One’s own world and Allah’s

Who am I, where am I, why I am here?” These questions were at a time unanswerable for me. One would certainly not deny the fact that every child has his own unique world. Children are lost in their own world, which is often far from the real world. I, too, in my childhood was ignorant of the real world, happy like other children are. My friends used to play different outdoor games but I had no interest in them. I used to play alone in my verandah where I had formed my own little world. I used to gather some matchboxes, matchsticks, a candle, and a piece of wire. It usually took me half an hour to make this structure of my own universe. Then I would roll a tennis ball over it and in no time it had been perished.
One day, while I was repeating the same activity, several questions arose in my mind. I wondered why and where I am? It made me think deeper, and I found that many other people, among them some of my friends, had the same questions, but no answers. I tried to find the answers but to no avail. It made me sad and despondent.
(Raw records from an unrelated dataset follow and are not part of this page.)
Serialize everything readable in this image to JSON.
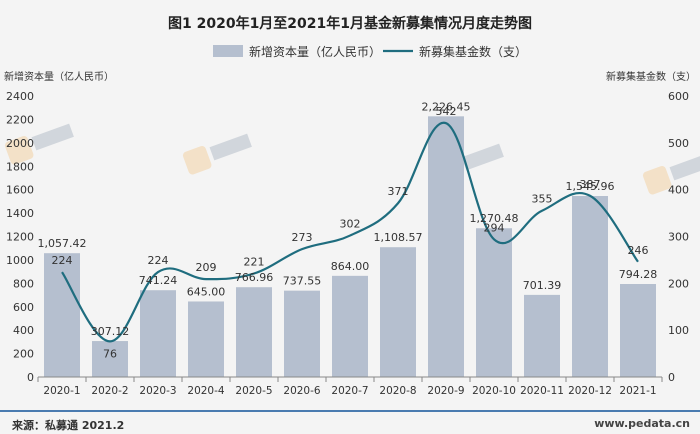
{
  "chart_data": {
    "type": "bar+line",
    "title": "图1  2020年1月至2021年1月基金新募集情况月度走势图",
    "categories": [
      "2020-1",
      "2020-2",
      "2020-3",
      "2020-4",
      "2020-5",
      "2020-6",
      "2020-7",
      "2020-8",
      "2020-9",
      "2020-10",
      "2020-11",
      "2020-12",
      "2021-1"
    ],
    "series": [
      {
        "name": "新增资本量（亿人民币）",
        "type": "bar",
        "axis": "left",
        "values": [
          1057.42,
          307.12,
          741.24,
          645.0,
          766.96,
          737.55,
          864.0,
          1108.57,
          2226.45,
          1270.48,
          701.39,
          1545.96,
          794.28
        ],
        "labels": [
          "1,057.42",
          "307.12",
          "741.24",
          "645.00",
          "766.96",
          "737.55",
          "864.00",
          "1,108.57",
          "2,226.45",
          "1,270.48",
          "701.39",
          "1,545.96",
          "794.28"
        ],
        "color": "#b5bfcf"
      },
      {
        "name": "新募集基金数（支）",
        "type": "line",
        "axis": "right",
        "values": [
          224,
          76,
          224,
          209,
          221,
          273,
          302,
          371,
          542,
          294,
          355,
          387,
          246
        ],
        "labels": [
          "224",
          "76",
          "224",
          "209",
          "221",
          "273",
          "302",
          "371",
          "542",
          "294",
          "355",
          "387",
          "246"
        ],
        "color": "#1f6d7f"
      }
    ],
    "left_axis": {
      "label": "新增资本量（亿人民币）",
      "ylim": [
        0,
        2400
      ],
      "ticks": [
        "0",
        "200",
        "400",
        "600",
        "800",
        "1000",
        "1200",
        "1400",
        "1600",
        "1800",
        "2000",
        "2200",
        "2400"
      ]
    },
    "right_axis": {
      "label": "新募集基金数（支）",
      "ylim": [
        0,
        600
      ],
      "ticks": [
        "0",
        "100",
        "200",
        "300",
        "400",
        "500",
        "600"
      ]
    },
    "legend": {
      "placement": "top-center",
      "bar_label": "新增资本量（亿人民币）",
      "line_label": "新募集基金数（支）"
    },
    "grid": false
  },
  "watermark": {
    "brand": "私募通",
    "sub": "www.pedata.cn"
  },
  "footer": {
    "source": "来源：私募通 2021.2",
    "site": "www.pedata.cn"
  }
}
In deep thought once I was when an ant caught my attention. It was carrying food, probably sugar, to its home. I made several attempts to block its way but it managed to go past and finally reached its destination. I thought of my parents who also work day in and out, and overcome all odds, to make us happy and comfortable. At the same time I wondered about the existence of these small creatures and their struggle for survival.
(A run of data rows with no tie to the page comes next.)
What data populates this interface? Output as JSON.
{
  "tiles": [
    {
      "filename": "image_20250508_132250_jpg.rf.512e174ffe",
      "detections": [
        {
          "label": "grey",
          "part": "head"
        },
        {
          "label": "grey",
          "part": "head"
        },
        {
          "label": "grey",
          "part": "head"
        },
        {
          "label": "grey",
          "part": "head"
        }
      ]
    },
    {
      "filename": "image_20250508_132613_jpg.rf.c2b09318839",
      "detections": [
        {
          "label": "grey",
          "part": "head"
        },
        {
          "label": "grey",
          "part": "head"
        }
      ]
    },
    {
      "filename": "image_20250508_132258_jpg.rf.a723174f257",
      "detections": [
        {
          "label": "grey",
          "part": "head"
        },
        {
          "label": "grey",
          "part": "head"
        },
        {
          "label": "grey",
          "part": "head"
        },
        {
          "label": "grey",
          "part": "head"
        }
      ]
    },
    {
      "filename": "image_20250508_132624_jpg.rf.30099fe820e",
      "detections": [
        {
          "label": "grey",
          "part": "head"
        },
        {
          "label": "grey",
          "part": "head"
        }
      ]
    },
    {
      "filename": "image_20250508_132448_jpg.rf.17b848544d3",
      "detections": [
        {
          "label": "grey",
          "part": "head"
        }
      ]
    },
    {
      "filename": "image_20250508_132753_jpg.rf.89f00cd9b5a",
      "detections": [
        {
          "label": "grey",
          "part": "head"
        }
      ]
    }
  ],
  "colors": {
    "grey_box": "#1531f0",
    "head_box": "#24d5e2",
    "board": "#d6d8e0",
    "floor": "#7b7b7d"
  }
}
The great revolutionary Malcolm X said, “There is nothing in our book, the Quran, that teaches us to suffer peacefully; our religion teaches us to be intelligent!” I eventually found the answers to my questions from the Holy Quran. In Surah Ad-Dhariyat, verse 55, Allah says, “I created the Jinns and Humankind only that they might worship me.” God has made every small and big thing only so that they worship him. He has given us tremendous resources, a happy life, and one of his biggest gifts, the title of ‘Muslim’. In return, God asks us nothing but to worship him.
The artificial universe that I used to make consisted of matchboxes. In the real world, they correspond to buildings and houses. The matchsticks are like human existence, the candle like the sun and other celestial bodies, and the piece of wire represents the borders between these things. In a nutshell, this world is not eternal. Rather, it must be perceived as very brief, and one day it will be destroyed by Allah. We must keep in our minds that we have to die one day, irrespective of what status we have or achieve. Allah will reward us for what we did in this world: one will go to heaven for good deeds or to hell for misdeeds. Therefore we should act as per the Quran and follow its commands, so that we succeed in this world as well in the hereafter.